Legt aan de veroordeelde de verplichting op tot betaling aan de Staat van dat bedrag van € 66.259,- ter ontneming van het geschatte wederrechtelijk verkregen voordeel.
Bepaalt de duur van de gijzeling, die met toepassing van artikel 6:6:25 van het Wetboek van Strafvordering ten hoogste kan worden gevorderd, op
500 (vijfhonderd) dagen.
Samenstelling rechtbank en uitspraakdatum
Dit ontnemingsvonnis is gewezen door
mr. P.E. van der Veen, voorzitter,
mr. D.D.M. Hazeu en mr. P.S. Lambertina, rechters,
in tegenwoordigheid van de griffier, mr. P.H. Boersma,
en uitgesproken op de openbare terechtzitting van 4 juni 2021.
De jongste rechter, mr. P.S. Lambertina, is buiten staat dit vonnis mede te ondertekenen.

Voetnoten

1.Het door de rechtbank in de voetnoten aangeduide ontnemingsrapport, betreft een rapport wederrechtelijk verkregen voordeel per delict ex art 36e Sr van 29 juni 2019, losbladig, inhoudende de bevindingen van verbalisant [verbalisant] , zijnde een proces-verbaal dat in de wettelijke vorm is opgemaakt door een persoon die daartoe bevoegd is en dat voldoet aan de daaraan bij wet gestelde eisen.
2.Pag. 12 van voornoemd ontnemingsrapport.
3.Pag. 9 van voornoemd ontnemingsrapport.
4.Pag. 6 van voornoemd ontnemingsrapport.
5.De verklaring die de veroordeelde heeft afgelegd op de zitting van 21 mei 2021.
6.Pag. 9 van voornoemd ontnemingsrapport.

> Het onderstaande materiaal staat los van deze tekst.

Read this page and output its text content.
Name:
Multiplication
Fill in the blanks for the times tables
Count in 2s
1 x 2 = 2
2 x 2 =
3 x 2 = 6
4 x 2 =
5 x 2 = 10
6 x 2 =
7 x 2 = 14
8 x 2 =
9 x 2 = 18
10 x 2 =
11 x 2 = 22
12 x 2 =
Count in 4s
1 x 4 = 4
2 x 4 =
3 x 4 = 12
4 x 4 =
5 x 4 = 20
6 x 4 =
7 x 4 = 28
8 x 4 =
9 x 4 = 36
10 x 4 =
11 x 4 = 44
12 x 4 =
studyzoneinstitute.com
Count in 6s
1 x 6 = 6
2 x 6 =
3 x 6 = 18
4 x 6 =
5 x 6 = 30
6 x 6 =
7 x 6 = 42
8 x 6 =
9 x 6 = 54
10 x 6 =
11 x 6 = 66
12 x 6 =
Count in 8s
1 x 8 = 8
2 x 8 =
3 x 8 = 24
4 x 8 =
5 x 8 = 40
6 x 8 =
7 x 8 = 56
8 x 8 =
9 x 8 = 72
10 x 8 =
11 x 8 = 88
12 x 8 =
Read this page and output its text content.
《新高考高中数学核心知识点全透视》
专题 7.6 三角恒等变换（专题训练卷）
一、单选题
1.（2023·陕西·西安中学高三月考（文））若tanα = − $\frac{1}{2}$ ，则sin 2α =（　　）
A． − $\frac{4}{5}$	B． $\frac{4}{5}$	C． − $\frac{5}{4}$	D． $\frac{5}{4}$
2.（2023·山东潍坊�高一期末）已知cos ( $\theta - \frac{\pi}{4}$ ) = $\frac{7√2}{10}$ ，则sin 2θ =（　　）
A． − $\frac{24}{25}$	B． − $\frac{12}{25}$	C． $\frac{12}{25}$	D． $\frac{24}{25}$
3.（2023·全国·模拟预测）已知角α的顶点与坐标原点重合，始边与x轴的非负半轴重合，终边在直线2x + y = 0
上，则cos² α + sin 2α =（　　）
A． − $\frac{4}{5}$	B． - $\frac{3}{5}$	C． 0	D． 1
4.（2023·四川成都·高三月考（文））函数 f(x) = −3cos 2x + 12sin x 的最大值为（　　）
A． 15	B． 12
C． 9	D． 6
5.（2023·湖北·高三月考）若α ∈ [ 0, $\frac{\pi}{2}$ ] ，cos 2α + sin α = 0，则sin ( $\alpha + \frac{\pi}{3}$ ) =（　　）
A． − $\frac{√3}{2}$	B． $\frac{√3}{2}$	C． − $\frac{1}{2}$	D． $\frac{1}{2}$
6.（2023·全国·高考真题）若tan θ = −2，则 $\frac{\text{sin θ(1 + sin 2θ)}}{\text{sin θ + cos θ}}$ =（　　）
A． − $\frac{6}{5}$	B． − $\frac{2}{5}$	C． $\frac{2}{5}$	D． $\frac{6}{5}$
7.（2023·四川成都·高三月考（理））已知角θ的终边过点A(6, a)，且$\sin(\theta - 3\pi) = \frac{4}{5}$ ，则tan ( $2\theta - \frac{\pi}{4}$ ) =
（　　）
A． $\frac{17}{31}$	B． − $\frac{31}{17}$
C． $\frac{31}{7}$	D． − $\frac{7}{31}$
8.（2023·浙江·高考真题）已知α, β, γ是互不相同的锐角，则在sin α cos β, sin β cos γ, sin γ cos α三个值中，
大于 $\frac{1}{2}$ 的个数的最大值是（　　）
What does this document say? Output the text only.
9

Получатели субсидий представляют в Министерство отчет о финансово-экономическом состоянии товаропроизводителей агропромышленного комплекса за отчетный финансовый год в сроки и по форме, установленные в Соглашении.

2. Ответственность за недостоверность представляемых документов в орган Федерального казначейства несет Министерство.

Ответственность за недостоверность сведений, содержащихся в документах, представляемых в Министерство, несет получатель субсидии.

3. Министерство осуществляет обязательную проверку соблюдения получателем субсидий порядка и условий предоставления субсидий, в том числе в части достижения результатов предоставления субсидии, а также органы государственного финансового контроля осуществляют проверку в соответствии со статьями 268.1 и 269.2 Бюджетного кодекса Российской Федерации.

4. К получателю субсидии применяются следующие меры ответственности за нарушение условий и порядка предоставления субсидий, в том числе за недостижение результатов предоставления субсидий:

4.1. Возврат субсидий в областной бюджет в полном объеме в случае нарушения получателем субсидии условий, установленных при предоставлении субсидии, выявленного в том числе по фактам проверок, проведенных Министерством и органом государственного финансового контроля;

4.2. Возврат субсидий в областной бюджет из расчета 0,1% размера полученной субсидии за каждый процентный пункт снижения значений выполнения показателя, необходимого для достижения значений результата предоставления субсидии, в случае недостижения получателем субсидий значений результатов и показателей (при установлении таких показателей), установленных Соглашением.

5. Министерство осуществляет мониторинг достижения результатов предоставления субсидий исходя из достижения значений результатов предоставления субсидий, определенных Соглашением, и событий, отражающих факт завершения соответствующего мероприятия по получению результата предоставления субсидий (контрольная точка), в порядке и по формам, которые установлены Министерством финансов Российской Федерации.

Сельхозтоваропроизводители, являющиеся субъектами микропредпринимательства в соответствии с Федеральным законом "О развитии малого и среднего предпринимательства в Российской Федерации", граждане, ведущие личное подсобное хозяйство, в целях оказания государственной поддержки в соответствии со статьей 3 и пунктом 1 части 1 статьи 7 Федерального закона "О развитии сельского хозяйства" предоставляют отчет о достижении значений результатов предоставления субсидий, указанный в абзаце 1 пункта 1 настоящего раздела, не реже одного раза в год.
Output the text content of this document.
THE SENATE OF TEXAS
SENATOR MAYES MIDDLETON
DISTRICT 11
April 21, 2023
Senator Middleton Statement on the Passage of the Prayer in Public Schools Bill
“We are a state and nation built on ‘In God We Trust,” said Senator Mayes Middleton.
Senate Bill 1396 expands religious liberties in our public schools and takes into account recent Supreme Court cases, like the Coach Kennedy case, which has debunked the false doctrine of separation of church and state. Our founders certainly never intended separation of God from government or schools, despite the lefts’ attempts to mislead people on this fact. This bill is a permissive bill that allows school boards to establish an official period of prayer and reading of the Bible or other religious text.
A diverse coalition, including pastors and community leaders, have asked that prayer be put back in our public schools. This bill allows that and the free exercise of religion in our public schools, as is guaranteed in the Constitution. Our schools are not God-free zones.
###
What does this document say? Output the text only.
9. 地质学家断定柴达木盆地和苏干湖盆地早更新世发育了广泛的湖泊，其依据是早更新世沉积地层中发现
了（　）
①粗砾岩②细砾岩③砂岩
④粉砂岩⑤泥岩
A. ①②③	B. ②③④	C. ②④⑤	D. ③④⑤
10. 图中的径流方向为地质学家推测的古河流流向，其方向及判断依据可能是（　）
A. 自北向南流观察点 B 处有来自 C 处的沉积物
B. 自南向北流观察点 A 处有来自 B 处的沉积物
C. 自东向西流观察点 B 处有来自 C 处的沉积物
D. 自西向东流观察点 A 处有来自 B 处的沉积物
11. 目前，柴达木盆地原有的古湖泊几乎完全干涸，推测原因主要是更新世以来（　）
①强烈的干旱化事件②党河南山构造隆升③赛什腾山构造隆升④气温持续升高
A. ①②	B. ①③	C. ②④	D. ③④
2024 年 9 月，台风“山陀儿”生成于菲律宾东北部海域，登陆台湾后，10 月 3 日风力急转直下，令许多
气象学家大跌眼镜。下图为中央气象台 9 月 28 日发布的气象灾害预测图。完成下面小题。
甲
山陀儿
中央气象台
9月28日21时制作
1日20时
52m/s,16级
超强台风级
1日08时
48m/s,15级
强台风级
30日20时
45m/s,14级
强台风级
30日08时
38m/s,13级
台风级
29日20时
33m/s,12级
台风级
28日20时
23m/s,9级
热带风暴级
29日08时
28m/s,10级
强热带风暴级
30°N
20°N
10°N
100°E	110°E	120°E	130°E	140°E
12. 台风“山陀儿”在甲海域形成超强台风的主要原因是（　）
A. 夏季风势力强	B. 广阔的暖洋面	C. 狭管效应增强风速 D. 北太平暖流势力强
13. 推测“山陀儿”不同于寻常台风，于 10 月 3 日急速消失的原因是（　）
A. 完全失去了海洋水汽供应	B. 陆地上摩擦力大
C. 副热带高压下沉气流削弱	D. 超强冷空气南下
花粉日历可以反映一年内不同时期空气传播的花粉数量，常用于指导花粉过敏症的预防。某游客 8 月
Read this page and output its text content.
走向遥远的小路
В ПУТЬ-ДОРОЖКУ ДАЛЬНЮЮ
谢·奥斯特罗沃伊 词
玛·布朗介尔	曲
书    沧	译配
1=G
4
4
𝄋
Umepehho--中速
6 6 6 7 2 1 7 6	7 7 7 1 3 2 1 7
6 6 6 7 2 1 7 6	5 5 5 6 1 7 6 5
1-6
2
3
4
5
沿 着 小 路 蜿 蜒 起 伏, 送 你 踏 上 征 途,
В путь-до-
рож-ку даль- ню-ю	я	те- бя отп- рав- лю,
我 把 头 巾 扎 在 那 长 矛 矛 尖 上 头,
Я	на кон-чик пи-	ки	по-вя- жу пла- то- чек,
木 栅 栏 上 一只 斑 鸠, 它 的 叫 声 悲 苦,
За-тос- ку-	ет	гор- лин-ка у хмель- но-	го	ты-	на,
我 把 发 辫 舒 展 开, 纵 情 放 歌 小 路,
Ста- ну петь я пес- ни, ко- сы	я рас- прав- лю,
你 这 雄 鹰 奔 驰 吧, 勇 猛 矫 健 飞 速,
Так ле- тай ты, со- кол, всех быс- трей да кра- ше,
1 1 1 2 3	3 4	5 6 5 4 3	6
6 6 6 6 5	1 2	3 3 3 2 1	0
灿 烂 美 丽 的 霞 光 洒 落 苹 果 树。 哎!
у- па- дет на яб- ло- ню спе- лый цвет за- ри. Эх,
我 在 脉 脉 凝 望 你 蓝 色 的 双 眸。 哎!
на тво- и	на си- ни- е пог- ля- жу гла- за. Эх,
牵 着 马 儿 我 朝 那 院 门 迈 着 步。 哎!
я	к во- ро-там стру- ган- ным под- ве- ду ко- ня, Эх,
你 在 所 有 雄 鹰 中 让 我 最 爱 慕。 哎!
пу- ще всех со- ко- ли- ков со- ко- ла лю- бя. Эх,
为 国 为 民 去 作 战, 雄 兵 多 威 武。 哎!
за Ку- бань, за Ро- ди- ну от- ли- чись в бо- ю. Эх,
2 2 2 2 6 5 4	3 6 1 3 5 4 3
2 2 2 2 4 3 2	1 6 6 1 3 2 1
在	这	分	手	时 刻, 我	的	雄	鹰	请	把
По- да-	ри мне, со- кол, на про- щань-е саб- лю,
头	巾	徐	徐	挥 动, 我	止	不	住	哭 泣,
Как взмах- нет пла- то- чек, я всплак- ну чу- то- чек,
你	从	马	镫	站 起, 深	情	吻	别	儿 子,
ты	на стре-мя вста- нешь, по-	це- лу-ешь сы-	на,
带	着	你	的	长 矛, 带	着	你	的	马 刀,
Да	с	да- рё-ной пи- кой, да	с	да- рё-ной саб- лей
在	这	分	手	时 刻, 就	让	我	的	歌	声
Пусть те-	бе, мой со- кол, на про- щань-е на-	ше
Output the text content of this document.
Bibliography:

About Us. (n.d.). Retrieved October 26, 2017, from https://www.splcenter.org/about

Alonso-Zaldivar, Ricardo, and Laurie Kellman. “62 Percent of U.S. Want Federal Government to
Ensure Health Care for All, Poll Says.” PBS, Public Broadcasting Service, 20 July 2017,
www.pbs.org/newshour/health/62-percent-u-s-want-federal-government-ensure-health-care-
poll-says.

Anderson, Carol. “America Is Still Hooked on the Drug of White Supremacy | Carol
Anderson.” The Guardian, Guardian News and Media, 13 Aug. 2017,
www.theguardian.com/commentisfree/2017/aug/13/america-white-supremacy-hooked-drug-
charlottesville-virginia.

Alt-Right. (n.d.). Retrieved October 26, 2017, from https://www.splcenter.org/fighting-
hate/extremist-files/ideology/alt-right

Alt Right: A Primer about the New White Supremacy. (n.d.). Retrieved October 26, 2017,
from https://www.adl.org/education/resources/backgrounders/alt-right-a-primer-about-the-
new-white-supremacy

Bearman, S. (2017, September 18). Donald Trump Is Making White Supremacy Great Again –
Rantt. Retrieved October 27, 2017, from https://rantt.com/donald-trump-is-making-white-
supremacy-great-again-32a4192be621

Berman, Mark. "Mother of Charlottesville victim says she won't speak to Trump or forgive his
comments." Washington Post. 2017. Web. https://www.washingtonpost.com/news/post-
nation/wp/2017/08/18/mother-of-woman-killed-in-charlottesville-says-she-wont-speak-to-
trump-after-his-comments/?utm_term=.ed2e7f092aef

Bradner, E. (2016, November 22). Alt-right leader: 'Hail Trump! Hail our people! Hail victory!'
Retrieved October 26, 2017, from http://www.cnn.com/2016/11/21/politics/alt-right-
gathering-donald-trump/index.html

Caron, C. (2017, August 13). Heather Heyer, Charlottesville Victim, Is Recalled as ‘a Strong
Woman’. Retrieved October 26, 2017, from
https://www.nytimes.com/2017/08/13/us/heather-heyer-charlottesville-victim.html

7.De verklaring die de veroordeelde heeft afgelegd op de zitting van 21 mei 2021.
8.Pag. 12 van voornoemd ontnemingsrapport.
9.Dit betreft het resultaat van de totale omzet in de periode van 21 maart 2018 tot en met 1 april 2018 van (zo begrijpt de rechtbank) € 1.385,- en in de periode van 13 juli 2014 tot en met 27 augustus 2014 van €3.644,-.
10.Dit betreft het resultaat van de deelsom van € 5.029,- : 60 dagen.
11.Dit betreft het resultaat van de som van de periode van 1550 dagen maal de gemiddelde dagomzet van € 83,82,
12.Pag. 12 van voornoemd ontnemingsrapport en bijlage I bij het rapport.
13.Dit betreft 49 procent van de totaal genoten opbrengst van € 129.921,-.
14.Dit betreft het resultaat van de aftreksom van de opbrengst van € 129.921,- minus de kosten van € 63.662,-.